Thanks for your replies.
Clootie - Spasibo

But I'm still stuck.

Try clearing render-texture with $00FFFFFF - A=0, R,G,B=$FF. And, of course, use norma srcalpha/invsrcalpha combination.
Tried that. It had some effect in certain blend setings, but no desired result

If it doesn't help, try examining alpha channel of rendered render-texture -> use D3DTA_ALPHAREPLICATE.
If it is not too much trouble, could you provide a link to an example. I couldn't find anything that made sense to me.

One of the ways:
(1) set S=ONE D=ZERO / render to rendertarget surface. - now RT contains the copy of your texture.
(2) render to backbuffer as in your first alg, but using newly genereated RT texture.
This actually worked , but only if you render one sprite from texture to a rendertarget surface . If you render two overlaping sprites it doesn't work.

I tired to figger out how to give you more info, on what I'm trying to do. May be this will help:

If you ever worked with photoshop, you know it is all about layers. So if you follow the below steps, you should get a visual picture of my problem.

1. Create a blank photoshop RGB image with white background
2. Create first layer and draw a blue circle on it
3. Change opacity of this layer to 75%
4. Create another layer and draw a red circle on it, which overlaps partialy with the blue circle on the first layer
5. Change opacity of the second layer (with the red circle) to 50%
6. Merge second layer with the first one (Layer->merge down)

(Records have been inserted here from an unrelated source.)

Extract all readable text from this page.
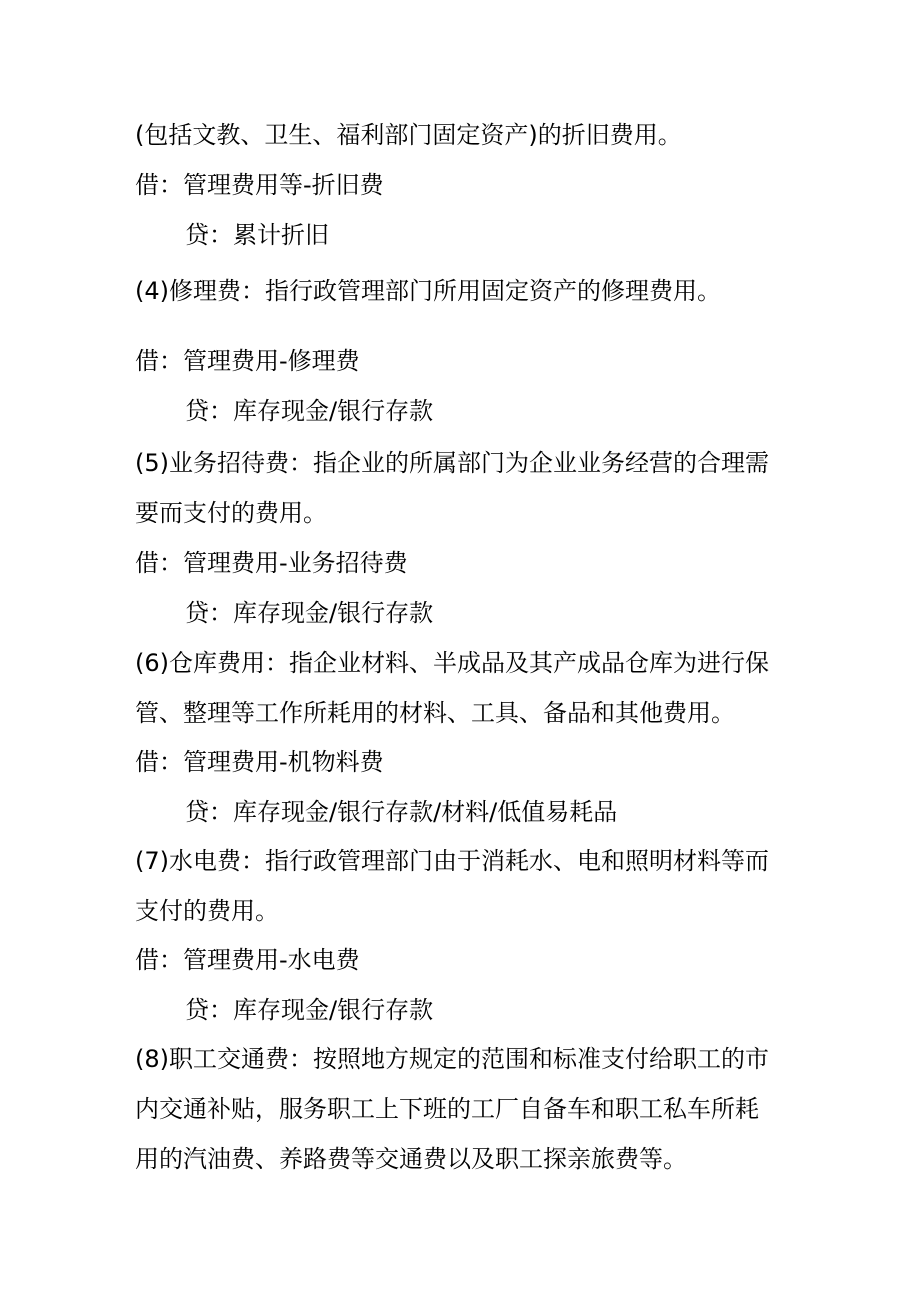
(包括文教、卫生、福利部门固定资产)的折旧费用。
借：管理费用等-折旧费
贷：累计折旧
(4)修理费：指行政管理部门所用固定资产的修理费用。
借：管理费用-修理费
贷：库存现金/银行存款
(5)业务招待费：指企业的所属部门为企业业务经营的合理需
要而支付的费用。
借：管理费用-业务招待费
贷：库存现金/银行存款
(6)仓库费用：指企业材料、半成品及其产成品仓库为进行保
管、整理等工作所耗用的材料、工具、备品和其他费用。
借：管理费用-机物料费
贷：库存现金/银行存款/材料/低值易耗品
(7)水电费：指行政管理部门由于消耗水、电和照明材料等而
支付的费用。
借：管理费用-水电费
贷：库存现金/银行存款
(8)职工交通费：按照地方规定的范围和标准支付给职工的市
内交通补贴，服务职工上下班的工厂自备车和职工私车所耗
用的汽油费、养路费等交通费以及职工探亲旅费等。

now we end up with a white, non transparent background and one layer, with completely transparent area around circles, Part of blue circle (75% opacity), part of red circle (50% opacity) and purple area, where two circles intersect (?% opacity)

This is what I want to achieve in d3d. White background is out backbuffer, Layer with two circles - our resulting rendertarget surface after sprites are rendered on it.

I tried all sorts of combinations of blend flags. Non of them give me this result.

Also, in this case, what would be the formula to calculate opacity for that purple intersection area. It is not completely opaque, but it is clearly more than 75%.

I'm almost ready to give up. I've wasted two weekends on this. Apart from this crap, my sprite rendering engine is complete.